Al estar en el Templo Hōrin-ji, te envuelve el calmante aroma del incienso que flota en el aire. El suave susurro de las hojas acompaña el sonido distante de una campana del templo sonando. Ves a un pequeño grupo de visitantes admirando las intrincadas estructuras de madera tallada, cuyas expresiones reflejan un sentido de reverencia. El sol filtra a través de los árboles, proyectando sombras juguetonas en el suelo, invitándote a comenzar tu viaje.
A medida que comienzas a caminar por el sendero, el terreno cambia de los terrenos del templo a una calle estrecha bordeada de casas tradicionales. Los sonidos también cambian; el canto de los pájaros reemplaza la campana del templo, y las risas ocasionales de los niños resuenan cerca. Pasarás por Kōzan-cho, donde los edificios se vuelven un poco más densos. A medida que continúas, el aire se enfría, llevando el aroma de la tierra húmeda y la vegetación, un recordatorio de las montañas cercanas. La ruta es mayormente plana, lo que la convierte en un paseo fácil, pero mantén un ojo en los adoquines irregulares que podrían sorprenderte.

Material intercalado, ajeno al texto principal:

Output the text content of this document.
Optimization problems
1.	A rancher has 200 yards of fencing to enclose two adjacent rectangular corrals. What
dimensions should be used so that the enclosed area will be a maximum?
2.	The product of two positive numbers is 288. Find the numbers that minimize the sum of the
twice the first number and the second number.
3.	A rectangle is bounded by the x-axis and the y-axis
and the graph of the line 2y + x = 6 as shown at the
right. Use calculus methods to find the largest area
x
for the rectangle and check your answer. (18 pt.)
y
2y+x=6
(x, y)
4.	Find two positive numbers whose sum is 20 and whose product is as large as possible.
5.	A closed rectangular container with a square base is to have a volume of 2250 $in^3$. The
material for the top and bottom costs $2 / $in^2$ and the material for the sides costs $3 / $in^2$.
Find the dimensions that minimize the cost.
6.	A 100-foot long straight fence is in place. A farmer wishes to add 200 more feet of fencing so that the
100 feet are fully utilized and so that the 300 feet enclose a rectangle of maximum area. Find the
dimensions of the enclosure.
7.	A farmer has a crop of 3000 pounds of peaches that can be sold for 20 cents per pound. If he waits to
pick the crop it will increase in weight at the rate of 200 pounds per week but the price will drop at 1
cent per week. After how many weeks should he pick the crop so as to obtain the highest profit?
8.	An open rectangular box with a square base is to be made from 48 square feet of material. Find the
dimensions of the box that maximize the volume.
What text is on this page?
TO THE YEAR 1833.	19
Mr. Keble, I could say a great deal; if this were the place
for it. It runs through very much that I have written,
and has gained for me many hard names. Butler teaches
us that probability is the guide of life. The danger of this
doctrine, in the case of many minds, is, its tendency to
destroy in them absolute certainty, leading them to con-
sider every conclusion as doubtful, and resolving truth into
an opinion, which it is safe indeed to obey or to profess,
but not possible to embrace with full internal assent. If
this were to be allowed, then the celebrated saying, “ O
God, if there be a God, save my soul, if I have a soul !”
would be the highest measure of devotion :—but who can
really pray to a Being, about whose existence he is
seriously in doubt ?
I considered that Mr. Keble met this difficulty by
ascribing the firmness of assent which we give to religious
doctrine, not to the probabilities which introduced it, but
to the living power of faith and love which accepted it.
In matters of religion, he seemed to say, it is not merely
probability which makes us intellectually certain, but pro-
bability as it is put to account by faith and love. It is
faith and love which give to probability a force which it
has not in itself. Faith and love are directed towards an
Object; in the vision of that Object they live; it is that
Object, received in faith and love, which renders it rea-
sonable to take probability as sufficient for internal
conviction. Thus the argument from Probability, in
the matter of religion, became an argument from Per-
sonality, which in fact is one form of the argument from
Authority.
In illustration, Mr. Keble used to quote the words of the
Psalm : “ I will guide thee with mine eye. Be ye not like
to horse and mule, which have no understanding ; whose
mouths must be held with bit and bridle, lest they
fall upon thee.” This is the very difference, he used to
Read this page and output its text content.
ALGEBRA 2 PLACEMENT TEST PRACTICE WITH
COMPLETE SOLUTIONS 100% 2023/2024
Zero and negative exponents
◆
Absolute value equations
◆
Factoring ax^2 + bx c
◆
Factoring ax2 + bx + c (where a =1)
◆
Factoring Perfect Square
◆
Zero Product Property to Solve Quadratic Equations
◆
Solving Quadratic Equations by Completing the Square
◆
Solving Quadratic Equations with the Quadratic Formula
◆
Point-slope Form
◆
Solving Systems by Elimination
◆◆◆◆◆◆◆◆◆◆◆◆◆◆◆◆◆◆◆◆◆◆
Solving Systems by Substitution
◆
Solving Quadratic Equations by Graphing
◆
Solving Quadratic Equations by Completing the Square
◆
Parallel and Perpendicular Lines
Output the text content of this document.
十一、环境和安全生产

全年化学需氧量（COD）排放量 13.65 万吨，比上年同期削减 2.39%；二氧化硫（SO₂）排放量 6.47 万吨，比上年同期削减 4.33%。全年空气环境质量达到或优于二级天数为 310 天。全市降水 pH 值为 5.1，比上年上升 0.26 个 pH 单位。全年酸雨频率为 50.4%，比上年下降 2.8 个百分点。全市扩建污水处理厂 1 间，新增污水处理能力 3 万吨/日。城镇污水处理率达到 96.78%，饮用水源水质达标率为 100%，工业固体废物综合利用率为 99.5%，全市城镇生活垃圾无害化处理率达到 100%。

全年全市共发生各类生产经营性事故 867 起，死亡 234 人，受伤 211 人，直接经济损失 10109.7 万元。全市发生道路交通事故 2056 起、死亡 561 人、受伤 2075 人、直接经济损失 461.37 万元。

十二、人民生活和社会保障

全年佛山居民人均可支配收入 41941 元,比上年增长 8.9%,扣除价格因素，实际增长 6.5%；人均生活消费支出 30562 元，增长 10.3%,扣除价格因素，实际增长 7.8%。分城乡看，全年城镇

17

Aunque el paseo es sencillo, ten cuidado con el tráfico ocasional al cruzar la carretera principal. Es una zona tranquila, pero los ciclistas y los coches pueden aparecer de repente. Mantén tus pertenencias seguras, ya que hay algunos turistas que podrían estar más interesados en tu bolso que en el paisaje. Los templos tienen horarios de apertura establecidos, así que si esperas explorar, verifica antes para evitar decepciones.
Usa zapatos cómodos, ya que querrás disfrutar del paseo sin preocuparte por tus pies. Lleva una botella de agua, especialmente durante los meses más cálidos, y una chaqueta ligera si hace más frío. Dependiendo de la época del año, el clima puede cambiar rápidamente, así que es bueno estar preparado para lluvias repentinas o vientos fríos.
El mejor momento de este paseo es justo cuando te acercas al Templo Kongō-in, idealmente durante la hora dorada cuando el sol comienza a ponerse. La luz proyecta un cálido resplandor sobre la fachada del templo, iluminando los intrincados detalles y creando largas y suaves sombras. Casi puedes escuchar el suave susurro de las hojas y sentir la fresca brisa de la tarde, envolviéndote en un abrazo sereno al llegar a tu destino.